Tackling feminism through irony and pop symbolism

Tackling feminism through irony and pop symbolism

Konstantinos Patsios’ upcoming exhibition in Budapest and Paris is a tangle of paint, paper and irony that revisits the female form. It decodes the artist’s interest in feminine and feminist issues, using known painting metaphors long ignored by the male-dominated art world.

Using recognizable motifs from classic works of the history of art, Patsios gives his colour-soaked compositions new descriptive value through his additions and fusions. People, landscapes and symbols, recognizable or insinuated ones, are enriched with his painted interventions and make historical references or create symbolic allegories.

It is my attempt to represent the feminine figure secluded from the male gaze,  it’s a different take on what it means to portray “the fairer sex.” I blend traditional portraiture with elements of contemporary life.

Each artwork has a diverse take on the female form, though it consists of subjects depicted in a realistic manner. Fashionistas,  young girls with their heads on the clouds, chubby Renaissance figures, all mixed before polka dot patterned wallpapers.

Women appear like enchantresses, surrounded by spiritual objects to help with their daily routine, though it’s a wider experience than this, that I am narrating. I am dealing with feminine issues from motherhood to sex appeal, also with the seismic popularisation of cosmetic beauty and the terms of sensuality in a body-changing culture that is being so pervasive nowadays.

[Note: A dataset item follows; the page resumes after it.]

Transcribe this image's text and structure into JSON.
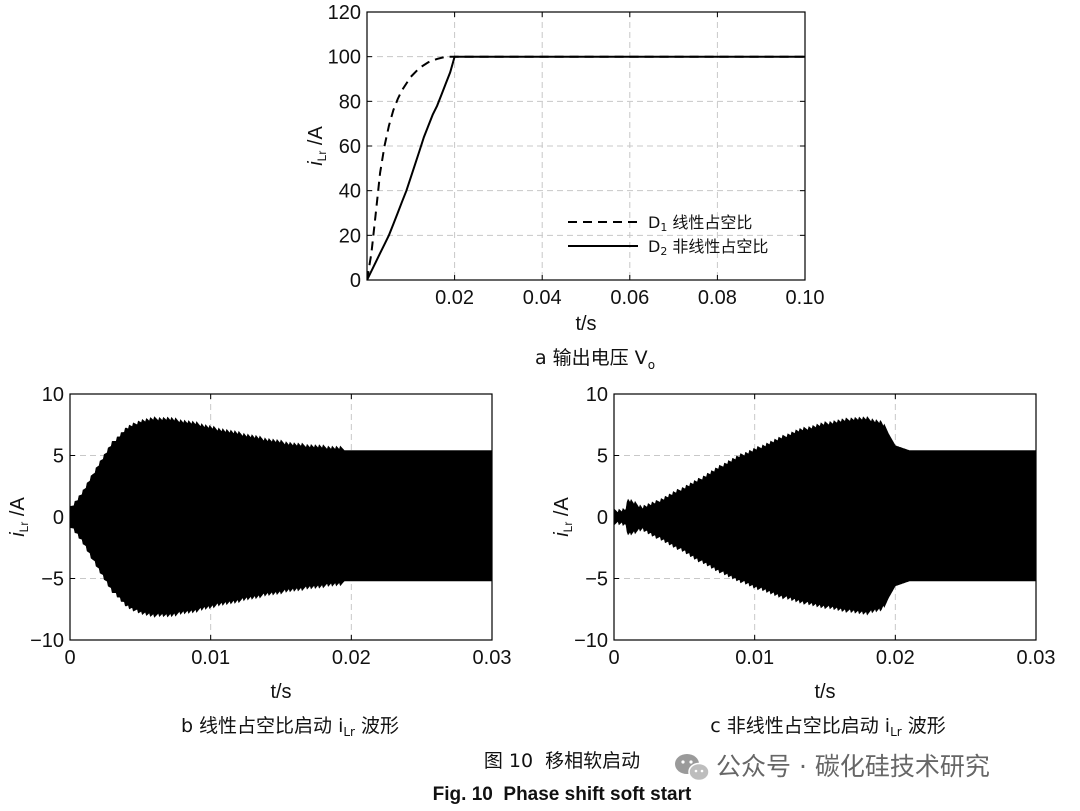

Although they may seem naïve at first sight, I think there is a strong underlying political dimension in my pictures. I use a variety of expressive media, from painting, sculpture and photography to large scale installations. Art and especially image have their own rules: they go beyond paint, brushes and paper, over to constitute a narrative. Psychoanalysis is not sufficient by itself to interpret an image. A piece of art provokes aphorisms and coincidences. It may not be in itself a cause for war, but it will always be a mirror.

One of the principles in my work is the synthesis of non-matching materials, data and the completion of an unequivocal picture. Another personal obsession has to do with confusion: sometimes when the narrative is tiring to my viewer, I juxtapose a tangled mess in order to stop thinking and start seeing!

Best described as a ‘paraconceptualist’, artist Konstantinos Patsios synthesizes painting metaphors, from conceptual art and expressionism to pop art, all delivered with a sense of mockery and irony.

 My work is a synthesis of several painting metaphors, from conceptual art and expressionism to pop art, all delivered in a sense of mockery and irony and an invitation to critical discourse.

The artist’s latest exhibition, highlights a work method that Patsios self-deprecatingly describes as “a tangled mess”. He uses the idea of “femininity as a masquerade” – a set of poses adopted by women to conform to social expectations of womanhood.

I would like my work to form a new field of thinking where all contradictions are resolved and a new type of harmony governs both the visual and the logic!

The expression he uses himself to characterize his work is ‘submersion to the unconscious’, because he systematically repeats the black element as an expression of the unconscious, the dream, the total void, the end, the death. It is also a tribute to the German romantic artists of the 18th century, who brought to light unconscious phenomena, such as repressed emotions, automatic skills, hidden fears and desires.

My work has to do with the random, says Patsios. “Every little paper fragment of the city walls and every fragment of my own life are transformed into a surrealist creation that draws its force from the unconscious, adopts its unruly and free structure, expresses desires and fears through the language of the symbols and emerges through the logic of the dream, where everything is possible.”

K.N. Patsios participates in a group exhibition in Paris Salo VIII, from 17 to 21 June.